Its important for an OTDR to support minimum event dead zone value (minimum distance of a segment that can be recognized and tested). This value could range from 0.5m, 0.7m. 1m, 1.3m, etc depending on the vendor. The minimum event dead zone parameter is useful in recognizing short network segments like fiber patch cords etc, individually so that the administrator can have a complete picture of all the components that make the optical fiber link.

Every OTDR comes with a maximum value of distance up to which it can take accurate measurements. For example, for Multi mode, this might be around 3-7 KM & for Single Mode this might be 60-400 KM. This varies with the vendor as well as application (for enterprise networks, the distance might be less and for Metro Ethernet, the distance might be more). The pulse-width of the source signal can be altered based on the distance to be measured. Generally, more the pulse-width, more the distance.
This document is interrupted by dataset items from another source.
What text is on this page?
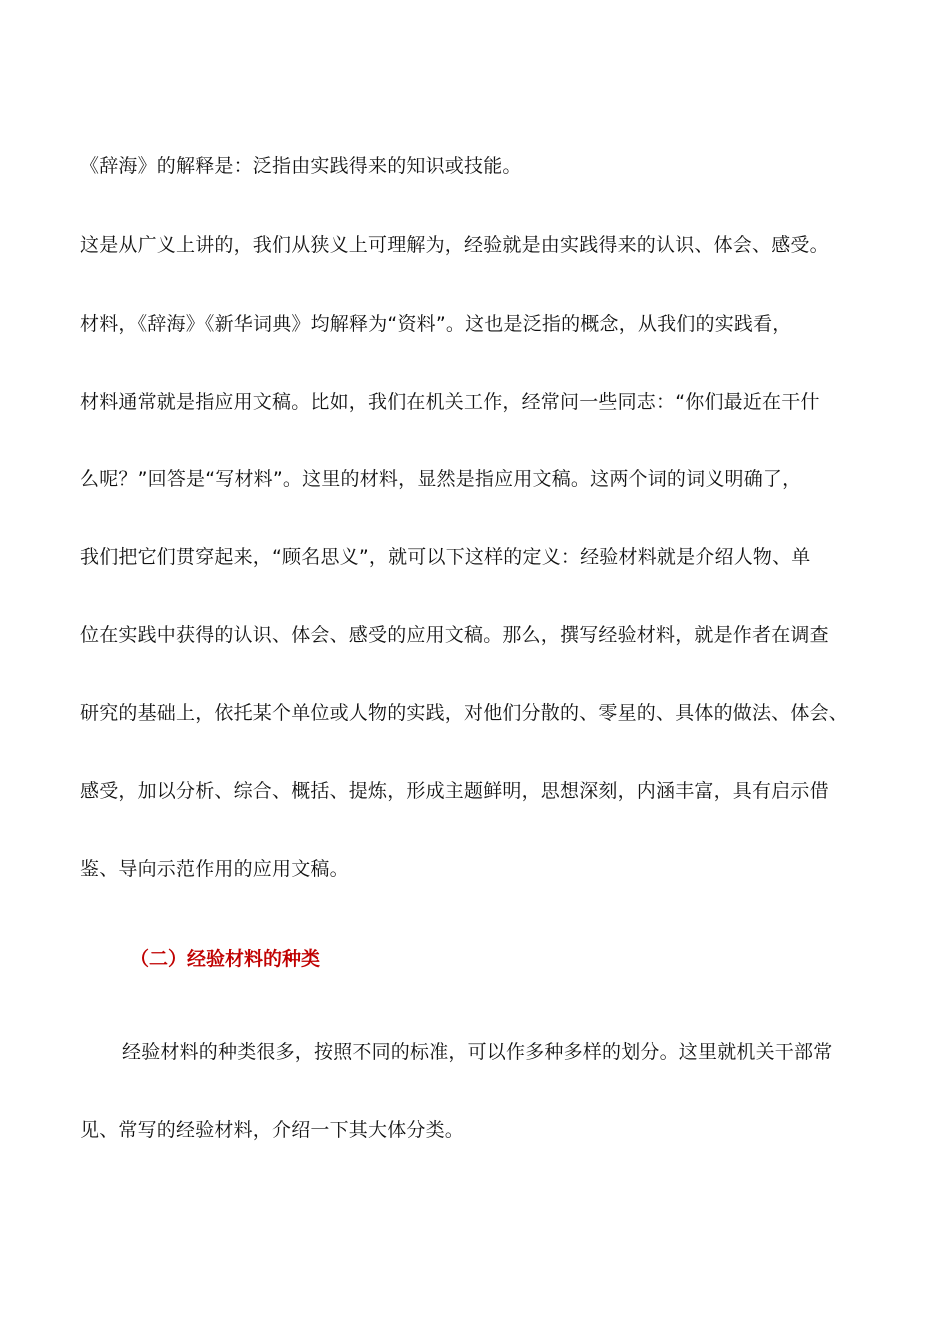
《辞海》的解释是：泛指由实践得来的知识或技能。
这是从广义上讲的，我们从狭义上可理解为，经验就是由实践得来的认识、体会、感受。
材料，《辞海》《新华词典》均解释为“资料”。这也是泛指的概念，从我们的实践看，
材料通常就是指应用文稿。比如，我们在机关工作，经常问一些同志：“你们最近在干什
么呢？”回答是“写材料”。这里的材料，显然是指应用文稿。这两个词的词义明确了，
我们把它们贯穿起来，“顾名思义”，就可以下这样的定义：经验材料就是介绍人物、单
位在实践中获得的认识、体会、感受的应用文稿。那么，撰写经验材料，就是作者在调查
研究的基础上，依托某个单位或人物的实践，对他们分散的、零星的、具体的做法、体会、
感受，加以分析、综合、概括、提炼，形成主题鲜明，思想深刻，内涵丰富，具有启示借
鉴、导向示范作用的应用文稿。
（二）经验材料的种类
经验材料的种类很多，按照不同的标准，可以作多种多样的划分。这里就机关干部常
见、常写的经验材料，介绍一下其大体分类。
Some OTDR’s come with USB ports so that external hard disks/ storage modules can be attached to it for storing the test results. Some vendors offer RJ-45 Network ports/ Wi-Fi connectivity so that the OTDR can directly connect to the Local Area Network. With a network controlled OTDR, once the initial connectivity to the fiber cable has been made, the OTDR can be controlled from a computer attached to the LAN and the output can be seen from the computer monitor, instead of the smaller OTDR screen.

There are hand held OTDR’s (with a small screen) and some special purpose OTDR’s that are made for specific applications (like identifying cable cuts). These might cost less, and sometimes sufficient for enterprise fiber testing applications. OTDR’s can also be rented for a specific time.

There are some OTDR vendors who offer simple/ easy to use interfaces for OTDR analysis (either through a software module in the computer or in the OTDR itself). They offer interfaces with human understandable results (in a table format) about what the various graphical waveform outputs (events) mean. With some vendors its also possible to overlap an older/averaged waveform with real time waveform for getting a better understanding of the events.

Most of the OTDR vendors offer an ‘Auto Test mode’ where tests can be performed using default test parameters/ results can be viewed using default template values. This enables their easy and simple usage even for inexperienced personnel. The more experienced users who want detailed test reports, might use the ‘Advanced/Manual Test mode’ which allows them to set the individual test parameters according to their requirements.

Generally, its sufficient if OTDR/ Operator is present only at one end of the fiber cable to be tested. But it is advisable to conduct the same test from both ends in order to achieve more accurate results.

OTDR’s can be used for testing/identifying faults in an installed fiber optic cable network as well as certifying/testing new fiber optic cable installations.